Researchers at the Salk Institute’s Harnessing Plants Initiative (HPI) have established a five-year, $6.2 million collaboration with Nadia Shakoor, PhD, principal investigator and senior research scientist, and her team at the Donald Danforth Plant Science Center to identify and develop sorghum plants that can better capture and store atmospheric carbon.
The work, which will first involve gaining a better understanding of the genetics of sorghum, fits into the broader goal of HPI to address climate change by optimizing the ability of crop plants to remove carbon from the atmosphere and store it deep in the ground for long periods.

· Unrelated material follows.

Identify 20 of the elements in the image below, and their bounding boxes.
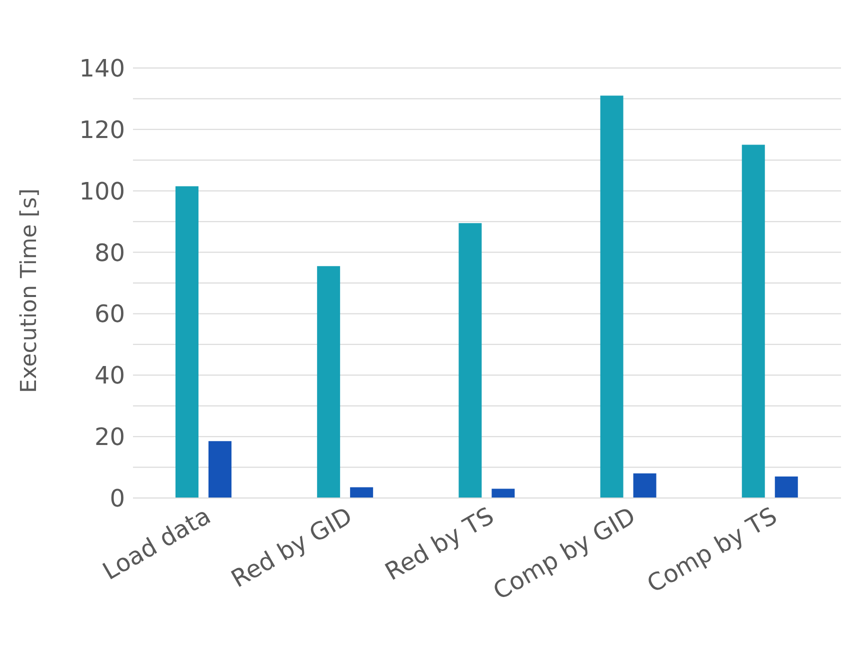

“The Harnessing Plants Initiative is excited to partner with the Danforth Plant Science Center, which, like Salk, is a world leader in applying basic plant research to solve important problems such as climate change,” says Todd Michael, a research professor in Salk’s Plant Molecular and Cellular Biology Laboratory and a member of the HPI team.
Sorghum, one of the top five cereal crops in the world, already has a variety of uses—as a gluten-free grain for humans, livestock feed, biofuel and sweet sorghum syrup, for instance. Farmers in the U.S. planted nearly seven million acres of sorghum in 2021. It’s also known as an environmentally friendly, drought-resistant plant, making it an ideal crop to optimize for carbon capture.
Shakoor, an expert in sorghum genetics, has developed high-tech sensors to monitor plants’ environments and growth in real-time. Using these sensors and other crop phenotyping methods in the greenhouse and field, Shakoor’s team will identify varieties of sorghum that already have the traits needed for optimized carbon capture—such as large, deep root systems to store and move carbon into the surrounding soil. Michael and his colleagues at Salk will then analyze the genetic material of these plants and together with Shakoor, work to identify which promising sorghum lines to select and further breed.
“Our research community has the opportunity to use cutting-edge science and innovation to help change the course of climate change,” says Shakoor. “Sorghum is an incredible plant that holds great promise as a carbon-sequestering crop. We believe sorghum can be optimized to potentially capture and store more carbon and, combined with its inherent traits such as drought tolerance, make a positive contribution to both food security resiliency and the mitigation of negative climate impact. I greatly appreciate the support of HPI to undertake this research.”
Over the five-year collaboration period, the research teams aim to go through multiple iterations of plant breeding and genetic analysis to develop sorghum that is more efficient at capturing carbon. An external advisory board and joint steering committee with representatives from research and across the sorghum value chain will be formed to support the project.